Acute diabetes modulates response to ischemia in isolated rat heart

• Published in: Molecular and cellular biochemistry Vol. 210; no. 1-2; pp. 143 - 151
• Main Authors: Ravingerova, T, Stetka, R, Volkovova, K, Pancza, D, Dzurba, A, Ziegelhöffer, A, Styk, J
• Format: Journal Article
• Language: English
• Published: Netherlands Springer Nature B.V 01.07.2000
• Subjects: Animals; Arrhythmias, Cardiac - etiology; Arrhythmias, Cardiac - metabolism; Arrhythmias, Cardiac - physiopathology; Blood Glucose - analysis; Diabetes Mellitus, Experimental - metabolism; Diabetes Mellitus, Experimental - physiopathology; Glycogen - metabolism; Heart - physiopathology; Heart Rate; In Vitro Techniques; Ischemia; Ischemic Preconditioning, Myocardial; Lactic Acid - metabolism; Male; Metabolites; Myocardial Ischemia - complications; Myocardial Ischemia - metabolism; Myocardial Ischemia - physiopathology; Myocardium - metabolism; Rats; Rats, Wistar; Rodents
• ISSN: 0300-8177; 1573-4919
• DOI: 10.1023/A:1007129708262

Diabetic hearts are suggested to exhibit either increased or lower sensitivity to ischemia. Detrimental effects of prolonged ischemia can be attenuated by preconditioning, however, relatively little is known about its effects in the diseased myocardium. This study was designed to test the susceptibility to ischemia-induced arrhythmias and the effect of preconditioning in the diabetic heart.

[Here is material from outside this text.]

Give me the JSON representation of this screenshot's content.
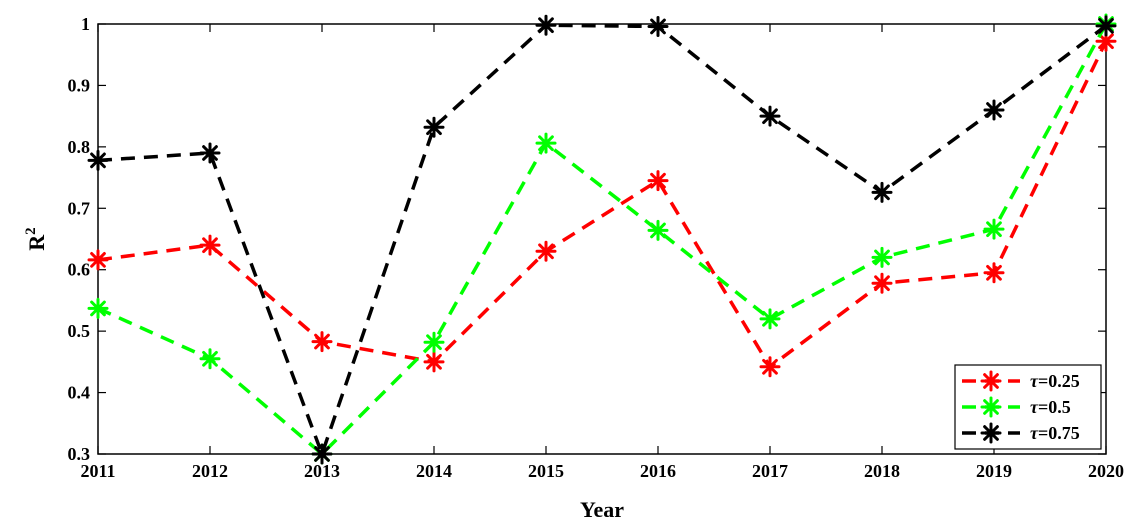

Rats were made diabetic with streptozotocin (45 mg/kg, i.v.). After 1 week, isolated Langendorff-perfused hearts were subjected to 30 min occlusion of LAD coronary artery without or with preceding preconditioning induced by one cycle of 5 min ischemia and 10 min reperfusion. Glycogen and lactate contents were estimated in the preconditioned and non-preconditioned hearts before and after ischemia. Diabetic hearts were more resistant to ischemia-induced arrhythmias: incidence of ventricular tachycardia (VT) decreased to 42% and only transient ventricular fibrillation (VF) occurred in 17% of the hearts as compared to the non-diabetic controls (VT 100% and VF 70% including sustained VF 36%; p < 0.05). Preconditioning effectively suppressed the incidence and severity of arrhythmias (VT 33%, VF 0%) in the normal hearts. However, this intervention did not confer any additional protection in the diabetic hearts. Despite higher glycogen content in the diabetic myocardium and greater glycogenolysis during ischemia, production of lactate in these hearts was significantly lower than in the controls. Preconditioning caused a substantial decrease in the accumulation of lactate in the normal hearts, whereby in the diabetic hearts, this intervention did not cause any further reduction in the level of lactate. In conclusion, diabetic rat hearts exhibit lower susceptibility to ischemic injury and show no additional response to preconditioning. Reduced production of glycolytic metabolites during ischemia can account for the enhanced resistance of diabetic hearts to ischemia as well as for the lack of further protection by preconditioning.